Na Frente de Comunicação da Província Franciscana da Imaculada Conceição do Brasil, o pontificado de Francisco serviu de bússola. Na Evangelii Gaudium, ele afirmou: “O bem tende sempre a comunicar-se. Toda a experiência autêntica de verdade e de beleza procura, por si mesma, a sua expansão; e qualquer pessoa que viva uma libertação profunda adquire maior sensibilidade face às necessidades dos outros. E, uma vez comunicado, o bem radica-se e desenvolve-se. Por isso, quem deseja viver com dignidade e em plenitude, não tem outro caminho senão reconhecer o outro e buscar o seu bem. Assim, não nos deveriam surpreender frases de São Paulo como estas: “O amor de Cristo nos absorve completamente” (2 Cor 5, 14); “ai de mim, se eu não evangelizar!” (1 Cor 9, 16) (FRANCISCO, EG, par. 9).

Entre os inúmeros gestos que marcaram seu papado – a conta no até então Twitter @pontifex, a simplificação de aparições, o uso de vídeos em primeira pessoa – destaca-se a convicção de que “o bem tende sempre a comunicar-se”. No texto da “Alegria do Evangelho”, ele lembrava que toda verdade e beleza se expandem por si só, e que aqueles libertados pelo amor de Cristo se tornam sensíveis às necessidades dos outros.

Sentimos muito a morte do Papa que os ensinou a “construir pontes, não muros”. Será difícil esquecer o pontífice que virou do avesso a comunicação da Igreja e fez do mundo digital um terreno fértil para o anúncio da Boa Nova.


Frei Augusto Luiz Gabriel

Exéquias e testamento do Papa Francisco

O Departamento de Celebrações Litúrgicas do Vaticano anunciou os detalhes das exéquias do Papa Francisco.
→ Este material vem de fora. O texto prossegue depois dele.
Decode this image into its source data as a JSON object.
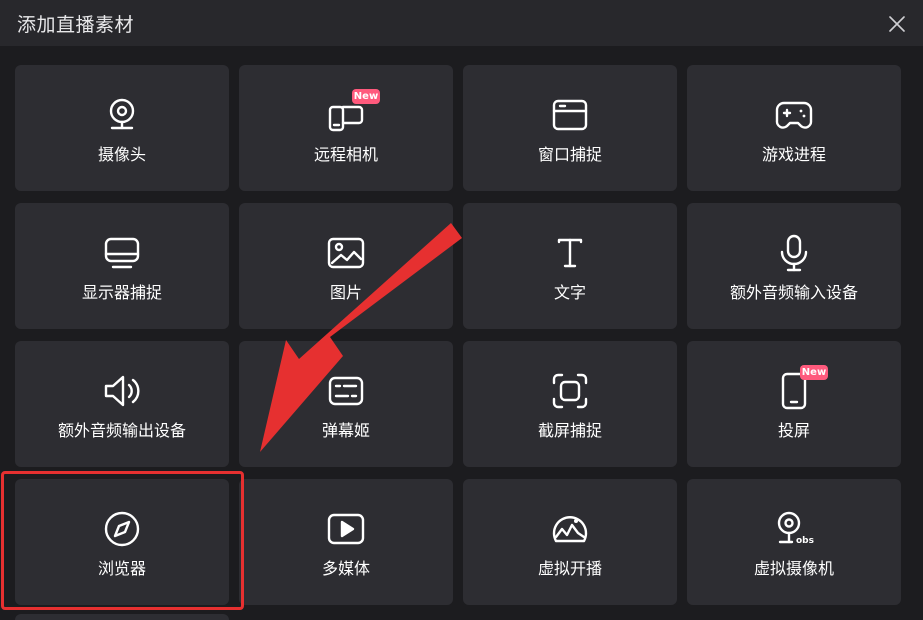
{
  "dialog": {
    "title": "添加直播素材",
    "close_icon": "close-icon"
  },
  "tiles": [
    {
      "label": "摄像头",
      "icon": "camera-icon"
    },
    {
      "label": "远程相机",
      "icon": "remote-camera-icon",
      "badge": "New"
    },
    {
      "label": "窗口捕捉",
      "icon": "window-capture-icon"
    },
    {
      "label": "游戏进程",
      "icon": "gamepad-icon"
    },
    {
      "label": "显示器捕捉",
      "icon": "monitor-icon"
    },
    {
      "label": "图片",
      "icon": "image-icon"
    },
    {
      "label": "文字",
      "icon": "text-icon"
    },
    {
      "label": "额外音频输入设备",
      "icon": "microphone-icon"
    },
    {
      "label": "额外音频输出设备",
      "icon": "speaker-icon"
    },
    {
      "label": "弹幕姬",
      "icon": "danmaku-icon"
    },
    {
      "label": "截屏捕捉",
      "icon": "screenshot-icon"
    },
    {
      "label": "投屏",
      "icon": "phone-cast-icon",
      "badge": "New"
    },
    {
      "label": "浏览器",
      "icon": "compass-icon"
    },
    {
      "label": "多媒体",
      "icon": "play-icon"
    },
    {
      "label": "虚拟开播",
      "icon": "virtual-avatar-icon"
    },
    {
      "label": "虚拟摄像机",
      "icon": "obs-camera-icon",
      "icon_text": "obs"
    }
  ],
  "colors": {
    "background": "#1c1c1f",
    "tile": "#2d2d32",
    "badge": "#ff5a7d",
    "annotation_red": "#e63030"
  }
}
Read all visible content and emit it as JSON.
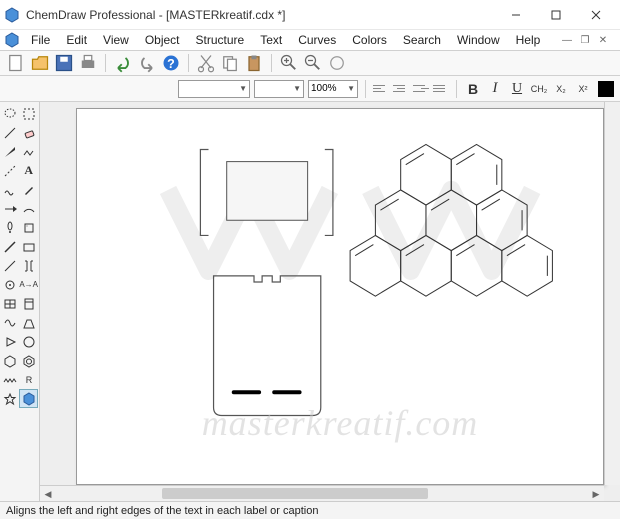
{
  "title": "ChemDraw Professional - [MASTERkreatif.cdx *]",
  "menus": [
    "File",
    "Edit",
    "View",
    "Object",
    "Structure",
    "Text",
    "Curves",
    "Colors",
    "Search",
    "Window",
    "Help"
  ],
  "zoom": "100%",
  "format": {
    "bold": "B",
    "italic": "I",
    "underline": "U",
    "formula": "CH₂",
    "sub": "X₂",
    "sup": "X²"
  },
  "status": "Aligns the left and right edges of the text in each label or caption",
  "watermark": "masterkreatif.com"
}
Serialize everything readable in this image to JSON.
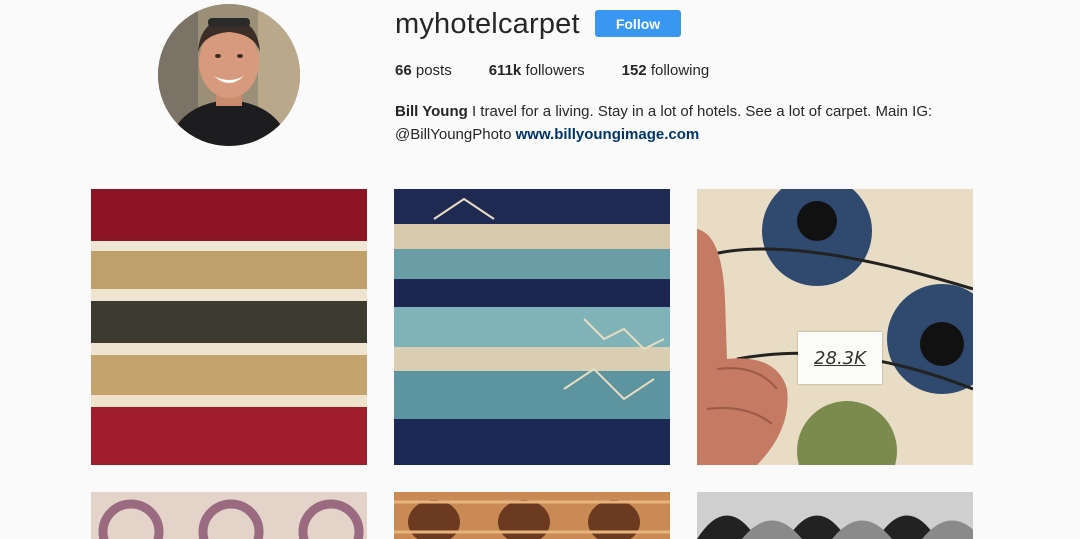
{
  "profile": {
    "username": "myhotelcarpet",
    "follow_label": "Follow",
    "stats": {
      "posts_count": "66",
      "posts_label": "posts",
      "followers_count": "611k",
      "followers_label": "followers",
      "following_count": "152",
      "following_label": "following"
    },
    "bio": {
      "name": "Bill Young",
      "text_line1": "I travel for a living. Stay in a lot of hotels. See a lot of carpet. Main IG:",
      "handle": "@BillYoungPhoto",
      "website": "www.billyoungimage.com"
    }
  },
  "posts": {
    "tile3_note": "28.3K"
  },
  "colors": {
    "follow_button": "#3897f0",
    "link": "#003569",
    "background": "#fafafa"
  }
}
A cerimônia segue as indicações estabelecidas no Ordo Exsequiarum Romani Pontificis, documento que rege os ritos funerários do Pontífice Romano.

Traslado para a Basílica de São Pedro

Na quarta-feira, 23 de abril, às 9h (horário local), o corpo do Papa Francisco será trasladado da Capela da Casa Santa Marta até a Basílica de São Pedro. A condução da urna será precedida por um momento de oração, presidido pelo cardeal Kevin Joseph Farrell, camerlengo da Santa Igreja Romana.

A procissão seguirá pela Praça Santa Marta e pela Praça dos Protormártires Romanos, saindo pelo Arco dos Sinos até a Praça São Pedro, entrando em seguida na Basílica Vaticana pela porta central. Diante do Altar da Confissão, o cardeal camerlengo conduzirá a Liturgia da Palavra, após a qual será aberto o período de visitação à urna mortuária do Papa Francisco.

Exéquias e sepultamento

No sábado, 26 de abril, às 10h (horário local), será celebrada a Missa das Exéquias, que marca o primeiro dia do Novendiali (novenário), os nove dias de luto e orações em honra ao Pontífice falecido. A celebração ocorrerá no átrio da Basílica de São Pedro e será presidida pelo cardeal Giovanni Battista Re, decano do Colégio Cardinalício.

Ao final da celebração eucarística, ocorrerão os ritos da Última Commendatio e da Valedictio — despedidas solenes que marcam o encerramento das exéquias. Em seguida, o caixão do Papa será levado novamente para o interior da Basílica de São Pedro e, de lá, transferido para a Basílica de Santa Maria Maior, onde será realizada a cerimônia de sepultamento.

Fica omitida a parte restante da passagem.